What Is Wrong With The Mets?

Coming off of a sweep at the hands of the NL Central leading Cincinnati Reds, the Mets should probably consider themselves lucky.  Why you ask?  Well, just as the Mets had done when sweeping the Tampa Bay Rays only a few days earlier, their crosstown rival Yankees did the Mets a favor in their sweep of the Washington Nationals.  Its for that reason and that reason alone that the Mets remain only 4.5 games back in the division, but don’t let this little twist of luck force you into thinking that the Mets are in good shape.

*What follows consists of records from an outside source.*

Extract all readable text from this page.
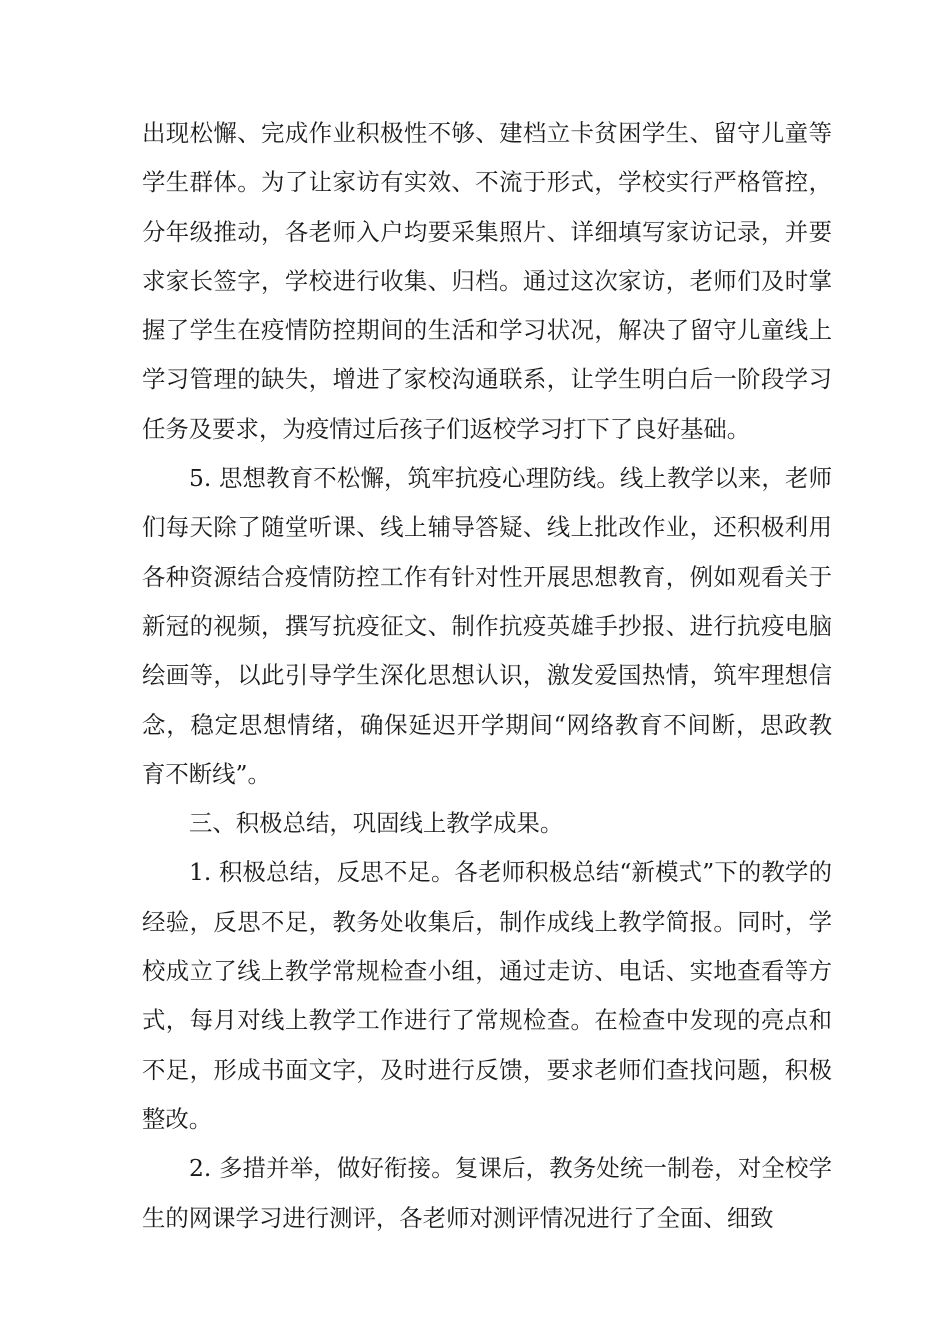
出现松懈、完成作业积极性不够、建档立卡贫困学生、留守儿童等学生群体。为了让家访有实效、不流于形式，学校实行严格管控，分年级推动，各老师入户均要采集照片、详细填写家访记录，并要求家长签字，学校进行收集、归档。通过这次家访，老师们及时掌握了学生在疫情防控期间的生活和学习状况，解决了留守儿童线上学习管理的缺失，增进了家校沟通联系，让学生明白后一阶段学习任务及要求，为疫情过后孩子们返校学习打下了良好基础。

5. 思想教育不松懈，筑牢抗疫心理防线。线上教学以来，老师们每天除了随堂听课、线上辅导答疑、线上批改作业，还积极利用各种资源结合疫情防控工作有针对性开展思想教育，例如观看关于新冠的视频，撰写抗疫征文、制作抗疫英雄手抄报、进行抗疫电脑绘画等，以此引导学生深化思想认识，激发爱国热情，筑牢理想信念，稳定思想情绪，确保延迟开学期间“网络教育不间断，思政教育不断线”。

三、积极总结，巩固线上教学成果。

1. 积极总结，反思不足。各老师积极总结“新模式”下的教学的经验，反思不足，教务处收集后，制作成线上教学简报。同时，学校成立了线上教学常规检查小组，通过走访、电话、实地查看等方式，每月对线上教学工作进行了常规检查。在检查中发现的亮点和不足，形成书面文字，及时进行反馈，要求老师们查找问题，积极整改。

2. 多措并举，做好衔接。复课后，教务处统一制卷，对全校学生的网课学习进行测评，各老师对测评情况进行了全面、细致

Through a little more than half of June the Mets have posted a 7-9 record.  A free fall by no means, but still nothing to write home about.  Whether it be due to injuries or simple reality, the Mets are beginning to look mortal.  More importantly their offense, which carried the team through the first two months of the season, has averaged only two runs per game over their last six losses.  Just a blip on the radar?  Perhaps…but that isn’t to say that the writing hasn’t been on the wall for such struggles.

Daniel Murphy, who entered the month of June with a .305 average has batted only .197 in his last fifteen games while watching his average plummet to .274.  Since returning from the disabled list on June 1st, the surprisingly potent bat of Josh Thole has hit only .224.  If you’d like to split hairs, one could say that even David Wright, who is still hitting a very healthy .355 and .328 in the month of June has seen his offensive numbers suffer this month.  I mention these three players because they, along with the injured Ruben Tejada, carried the Mets for their very surprising first 50 games.

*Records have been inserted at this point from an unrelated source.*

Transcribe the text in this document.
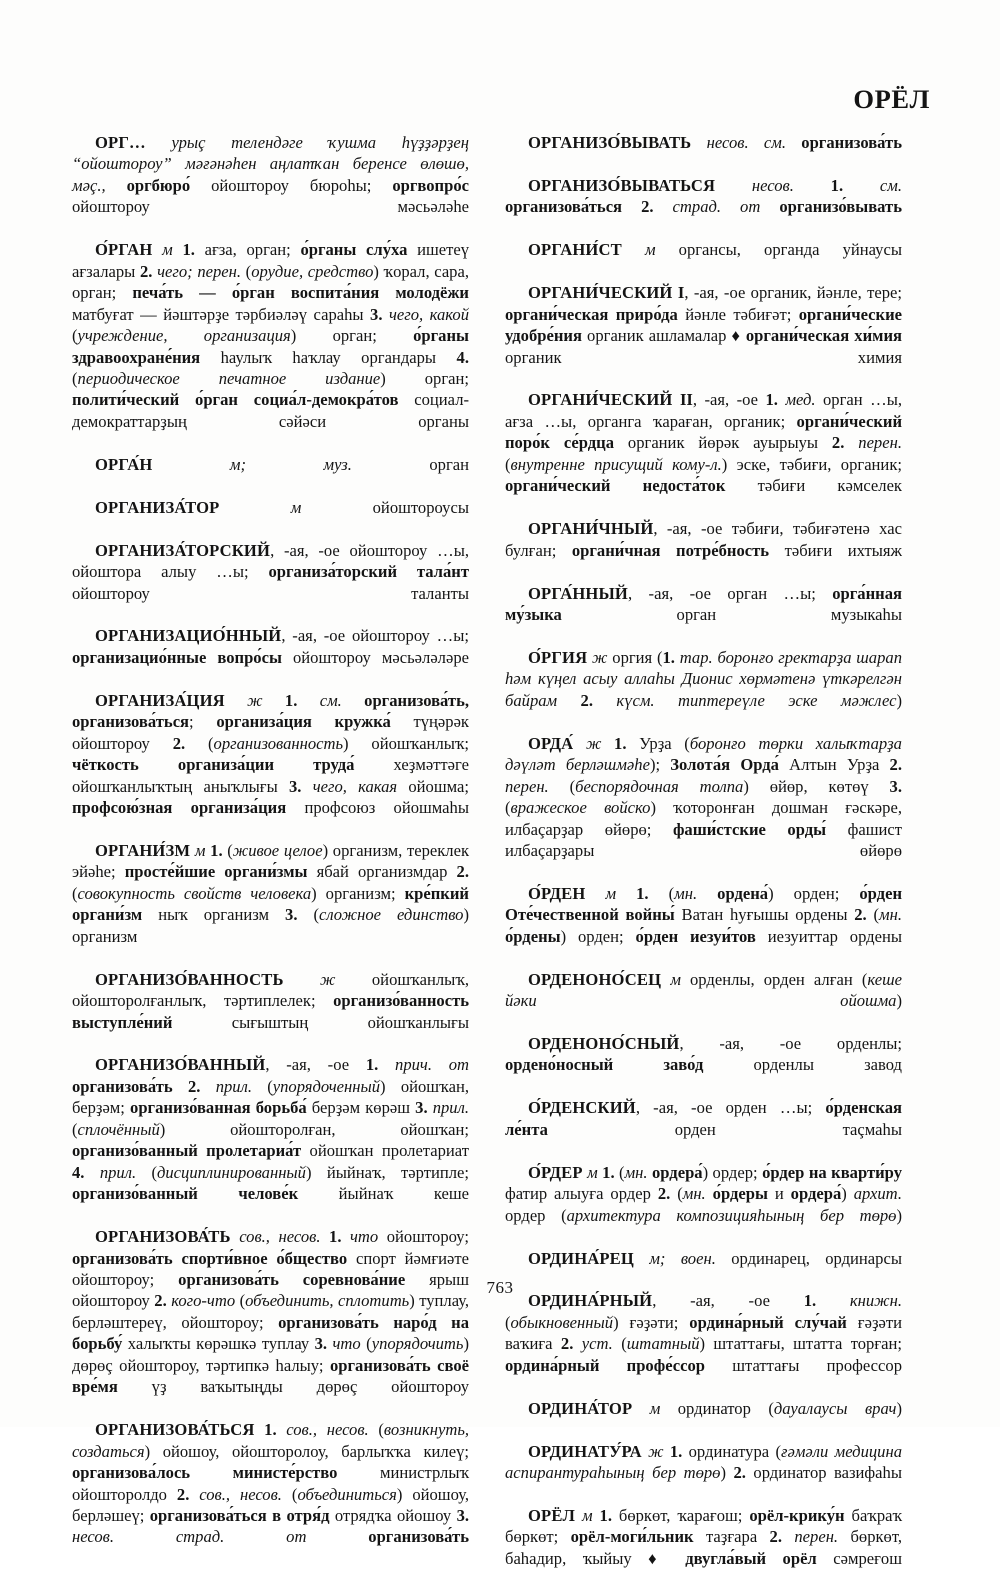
ОРЁЛ

ОРГ… урыç телендәге ҡушма һүҙҙәрҙең “ойоштороу” мәғәнәһен аңлатҡан беренсе өлөшө, мәç., оргбюро́ ойоштороу бюроһы; оргвопро́с ойоштороу мәсьәләһе

О́РГАН м 1. ағза, орган; о́рганы слу́ха ишетеү ағзалары 2. чего; перен. (орудие, средство) ҡорал, сара, орган; печа́ть — о́рган воспита́ния молодёжи матбуғат — йәштәрҙе тәрбиәләү сараһы 3. чего, какой (учреждение, организация) орган; о́рганы здравоохране́ния һаулыҡ һаҡлау органдары 4. (периодическое печатное издание) орган; полити́ческий о́рган социа́л-демокра́тов социал-демократтарҙың сәйәси органы

ОРГА́Н	м; муз. орган

ОРГАНИЗА́ТОР	м ойоштороусы

ОРГАНИЗА́ТОРСКИЙ, -ая, -ое ойоштороу …ы, ойоштора алыу …ы; организа́торский тала́нт ойоштороу таланты

ОРГАНИЗАЦИО́ННЫЙ, -ая, -ое ойоштороу …ы; организацио́нные вопро́сы ойоштороу мәсьәләләре

ОРГАНИЗА́ЦИЯ ж 1. см. организова́ть, организова́ться; организа́ция кружка́ түңәрәк ойоштороу 2. (организованность) ойошҡанлыҡ; чёткость организа́ции труда́ хеҙмәттәге ойошҡанлыҡтың аныҡлығы 3. чего, какая ойошма; профсою́зная организа́ция профсоюз ойошмаһы

ОРГАНИ́ЗМ м 1. (живое целое) организм, тереклек эйәһе; просте́йшие органи́змы ябай организмдар 2. (совокупность свойств человека) организм; кре́пкий органи́зм ныҡ организм 3. (сложное единство) организм

ОРГАНИЗО́ВАННОСТЬ ж ойошҡанлыҡ, ойошторолғанлыҡ, тәртиплелек; организо́ванность выступле́ний сығыштың ойошҡанлығы

ОРГАНИЗО́ВАННЫЙ, -ая, -ое 1. прич. от организова́ть 2. прил. (упорядоченный) ойошҡан, берҙәм; организо́ванная борьба́ берҙәм көрәш 3. прил. (сплочённый) ойошторолған, ойошҡан; организо́ванный пролетариа́т ойошҡан пролетариат 4. прил. (дисциплинированный) йыйнаҡ, тәртипле; организо́ванный челове́к йыйнаҡ кеше

ОРГАНИЗОВА́ТЬ сов., несов. 1. что ойоштороу; организова́ть спорти́вное о́бщество спорт йәмғиәте ойоштороу; организова́ть соревнова́ние ярыш ойоштороу 2. кого-что (объединить, сплотить) туплау, берләштереү, ойоштороу; организова́ть наро́д на борьбу́ халыҡты көрәшкә туплау 3. что (упорядочить) дөрөç ойоштороу, тәртипкә һалыу; организова́ть своё вре́мя үҙ ваҡытыңды дөрөç ойоштороу

ОРГАНИЗОВА́ТЬСЯ 1. сов., несов. (возникнуть, создаться) ойошоу, ойошторолоу, барлыҡҡа килеү; организова́лось министе́рство министрлыҡ ойошторолдо 2. сов., несов. (объединиться) ойошоу, берләшеү; организова́ться в отря́д отрядҡа ойошоу 3. несов. страд. от	организова́ть

ОРГАНИЗО́ВЫВАТЬ несов. см. организова́ть

ОРГАНИЗО́ВЫВАТЬСЯ несов. 1. см. организова́ться 2. страд. от организо́вывать

ОРГАНИ́СТ м органсы, органда уйнаусы

ОРГАНИ́ЧЕСКИЙ I, -ая, -ое органик, йәнле, тере; органи́ческая приро́да йәнле тәбиғәт; органи́ческие удобре́ния органик ашламалар ♦ органи́ческая хи́мия органик химия

ОРГАНИ́ЧЕСКИЙ II, -ая, -ое 1. мед. орган …ы, ағза …ы, органга ҡараған, органик; органи́ческий поро́к се́рдца органик йөрәк ауырыуы 2. перен. (внутренне присущий кому-л.) эске, тәбиғи, органик; органи́ческий недоста́ток тәбиғи кәмселек

ОРГАНИ́ЧНЫЙ, -ая, -ое тәбиғи, тәбиғәтенә хас булған; органи́чная потре́бность тәбиғи ихтыяж

ОРГА́ННЫЙ, -ая, -ое орган …ы; орга́нная му́зыка орган музыкаһы

О́РГИЯ ж оргия (1. тар. боронғо гректарҙа шарап һәм күңел асыу аллаһы Дионис хөрмәтенә үткәрелгән байрам 2. күсм. типтереүле эске мәжлес)

ОРДА́ ж 1. Урҙа (боронғо төрки халыҡтарҙа дәүләт берләшмәһе); Золота́я Орда́ Алтын Урҙа 2. перен. (беспорядочная толпа) өйөр, көтөү 3. (вражеское войско) ҡоторонған дошман ғәскәре, илбаçарҙар өйөрө; фаши́стские орды́ фашист илбаçарҙары өйөрө

О́РДЕН м 1. (мн. ордена́) орден; о́рден Оте́чественной войны́ Ватан һуғышы ордены 2. (мн. о́рдены) орден; о́рден иезуи́тов иезуиттар ордены

ОРДЕНОНО́СЕЦ м орденлы, орден алған (кеше йәки ойошма)

ОРДЕНОНО́СНЫЙ, -ая, -ое орденлы; ордено́носный заво́д орденлы завод

О́РДЕНСКИЙ, -ая, -ое орден …ы; о́рденская ле́нта орден таçмаһы

О́РДЕР м 1. (мн. ордера́) ордер; о́рдер на кварти́ру фатир алыуға ордер 2. (мн. о́рдеры и ордера́) архит. ордер (архитектура композицияһының бер төрө)

ОРДИНА́РЕЦ м; воен. ординарец, ординарсы

ОРДИНА́РНЫЙ, -ая, -ое 1. книжн. (обыкновенный) ғәҙәти; ордина́рный слу́чай ғәҙәти ваҡиға 2. уст. (штатный) штаттағы, штатта торған; ордина́рный профе́ссор штаттағы профессор

ОРДИНА́ТОР м ординатор (дауалаусы врач)

ОРДИНАТУ́РА ж 1. ординатура (ғәмәли медицина аспирантураһының бер төрө) 2. ординатор вазифаһы

ОРЁЛ м 1. бөркөт, ҡарағош; орёл-крику́н баҡраҡ бөркөт; орёл-моги́льник таҙғара 2. перен. бөркөт, баһадир, ҡыйыу ♦ двугла́вый орёл сәмреғош

763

Offense alone isn’t to blame for the Mets June swoon.  The team’s defense as a whole has been downright awful this season.  Entering play today they have posted 52 errors, which is good for fourth worst in major league baseball.  Daniel Murphy leads all National League second-basemen with nine errors, while both David Wright and Ike Davis also rank among the worst at their respective positions.  I don’t mean to pick on anyone, but if the Mets hope to claw and scratch their way through the season, they’ll simply need to play better fundamental baseball.

The final, and in all probability largest weakness of this team has got to be the bullpen.  The Mets currently boast the worst bullpen ERA in major league baseball, at 5.40, with opponents batting a major league best .275 against them.  That’s nearly a full run worse than their closest competitor, the Chicago Cubs, who own a 4.51 bullpen ERA of their own.  That isn’t do to overwork either, as the Mets pen has pitched only 188.1 innings and finds itself in the lower third of the league in that category.  Simply put, as illustrated by their league worst 13 blown saves, the bullpen has been very, very bad.

Now with all of that having been said, as previously mentioned, the Mets still only find themselves 4.5 games back of the division leading Washington Nationals.  From here, if the team is going to continue to contend, they must play more consistent baseball.  Fundamentals will be key for a roster that probably won’t win many games on talent alone this year.  In spite of what seems to be an overwhelming amount of heart on this roster, I question this young team’s ability to pick itself up off the mat should they fall off the pace in the division for long.  Their weaknesses are apparent, if not glaring, and with the remainder of a murderous June looming the time is now for the Mets to cure what ails them, before their confidence and their season slips away.